Think about a journalist sitting down for an interview. They ask a number of questions and then get answers that might be long-winded and go on tangents that have no bearing on the core story they’re working on. Perhaps a good journalist will look back on that and identify other threads they can pull, but unfortunately, much of it is just going to go in the garbage.

But what if, instead, you took the entire transcript and put it into your own AI agent and had it analyze it from end-to-end? This could be done at the end of every interview where it’s told to look for specific types of information. The outcome would be taking an unstructured transcript and turning it into something structured.

This idea was inspired by a conversation I had with a financial media operator recently. He said the thing that many of their readers care about is what big asset allocators (folks who invest on behalf of other people) are going to buy. So, if you’re Blackstone (major private equity firm), you care what the head of investing at The California Public Employees’ Retirement System (CalPERS) is thinking about investing in.

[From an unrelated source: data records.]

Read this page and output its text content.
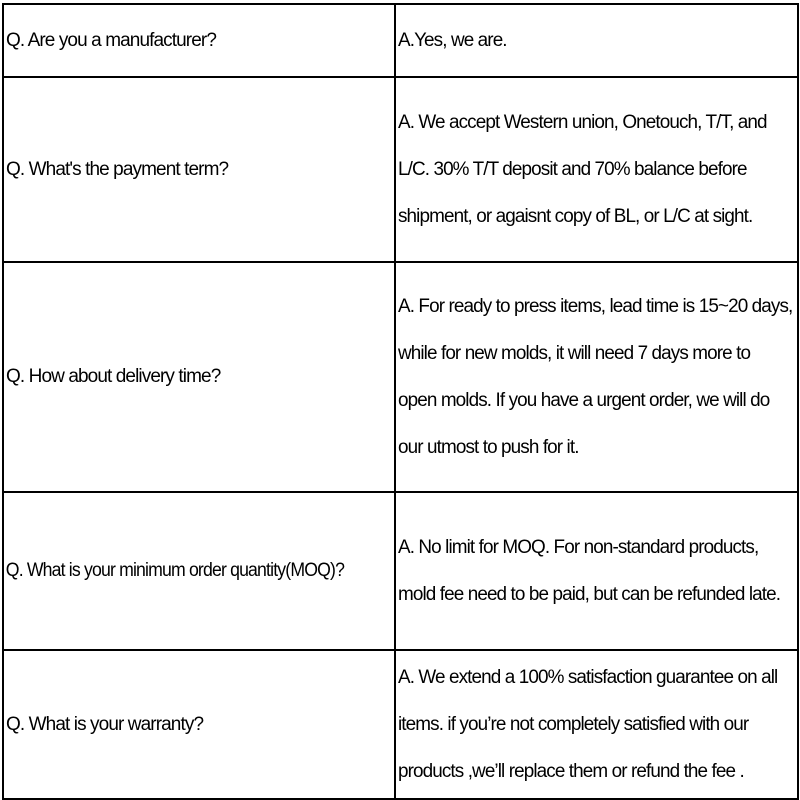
Q. Are you a manufacturer?	A.Yes, we are.

Q. What's the payment term?	A. We accept Western union, Onetouch, T/T, and
L/C. 30% T/T deposit and 70% balance before
shipment, or agaisnt copy of BL, or L/C at sight.

Q. How about delivery time?	A. For ready to press items, lead time is 15~20 days,
while for new molds, it will need 7 days more to
open molds. If you have a urgent order, we will do
our utmost to push for it.

Q. What is your minimum order quantity(MOQ)?	A. No limit for MOQ. For non-standard products,
mold fee need to be paid, but can be refunded late.

Q. What is your warranty?	A. We extend a 100% satisfaction guarantee on all
items. if you’re not completely satisfied with our
products ,we’ll replace them or refund the fee .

Perhaps when the reporter interviewed the head of investing at CalPERS that was a direct question. But maybe it wasn’t. Maybe the reporter was thinking about CalPERS’ interest in bonds and the head of investing said, “We’re actually considering pulling back from private equity a bit.” It’s one sentence that may never wind up in the story, but that’s a data point. CalPERS could be put into a column on a spreadsheet as someone who is thinking about reducing their PE investing.

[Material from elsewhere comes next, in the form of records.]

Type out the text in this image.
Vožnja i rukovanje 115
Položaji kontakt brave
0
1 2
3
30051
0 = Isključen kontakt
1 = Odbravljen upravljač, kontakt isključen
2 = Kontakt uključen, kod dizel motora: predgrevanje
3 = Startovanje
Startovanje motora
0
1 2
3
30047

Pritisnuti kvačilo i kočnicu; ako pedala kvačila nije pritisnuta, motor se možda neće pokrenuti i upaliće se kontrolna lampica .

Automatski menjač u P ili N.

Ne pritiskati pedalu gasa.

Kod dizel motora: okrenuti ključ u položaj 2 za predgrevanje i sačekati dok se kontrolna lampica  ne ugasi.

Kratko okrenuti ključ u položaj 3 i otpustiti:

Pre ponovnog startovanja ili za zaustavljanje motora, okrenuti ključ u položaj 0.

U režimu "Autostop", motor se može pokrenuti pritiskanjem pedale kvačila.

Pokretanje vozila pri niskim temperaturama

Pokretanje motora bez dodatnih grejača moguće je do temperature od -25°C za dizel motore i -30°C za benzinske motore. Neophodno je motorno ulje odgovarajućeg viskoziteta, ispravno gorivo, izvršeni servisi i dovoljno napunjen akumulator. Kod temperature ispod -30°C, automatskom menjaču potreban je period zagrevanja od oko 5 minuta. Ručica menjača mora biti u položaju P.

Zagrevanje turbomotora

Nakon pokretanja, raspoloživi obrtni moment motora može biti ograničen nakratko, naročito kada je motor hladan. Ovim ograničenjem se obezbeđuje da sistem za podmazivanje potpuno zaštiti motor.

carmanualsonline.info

You could then use that same AI agent to create charts overtime that show how CalPERS has changed its investment thesis or the top ten biggest pension funds that are all pulling back on PE investment. The potential is quite considerable there if you start to peel back the layers.

Then there’s The Information. It is well known for doing its org charts that show how various folks report into the CEOs of some of the biggest technology firms. While gathering that information is likely easy, it still requires the reporter to remember that they learned who reports to whom and update a corresponding spreadsheet. With AI, that can be done automatically, allowing the reporter to ideally create a much more robust org chart.

AMO has the potential for this too. We have a private equity database, where we attempt to track the deals that occur. But we don’t always remember to update it and we might hear about a deal in an interview that doesn’t make its way into a story. With AI, we could take our interviews and immediately extract that a deal was recently done. It’s better for the user and it’s easier for us.

And for every niche that exists, there is unstructured data that can be found in the process of interviewing sources that could be turned into structured data. But why do we care about trying to make this unstructured information more organized?

A big reason is that it unlocks the potential to create a high-priced subscription product. Think about the difference between subscriptions for a media company and for an information services company. The former is primarily selling access to articles as they happen. The latter is selling access to data. The reality is, consumers and investors tend to value data businesses much higher than traditional media companies.

I’m not suggesting that media companies give up their core models. On the contrary, the very muscle of being a journalism-driven company makes this sort of product possible. Only a good reporter is trained and capable to get great information out of sources. It’s just the mode in which we deliver that information to the reader—the article—that limits us. AI changes that.

You might start to augment some of the questions that reporters ask. So, if org charts are a standard product of yours, maybe your reporter is tasked with asking every source, “Who do you report to?” Or “Who reports to you?” It adds 30 seconds to the interview, but suddenly, you’ve got a lot of incremental data that can be organized.

The outcome could be a multi-revenue stream business. Perhaps some information is free and monetized with advertising. Then there’s a higher priced subscription for all articles. And then there’s an uber-premium subscription that gives access to all the non-article interview structured data. One interview turns into multiple outputs. That’s how you get more bang for your buck.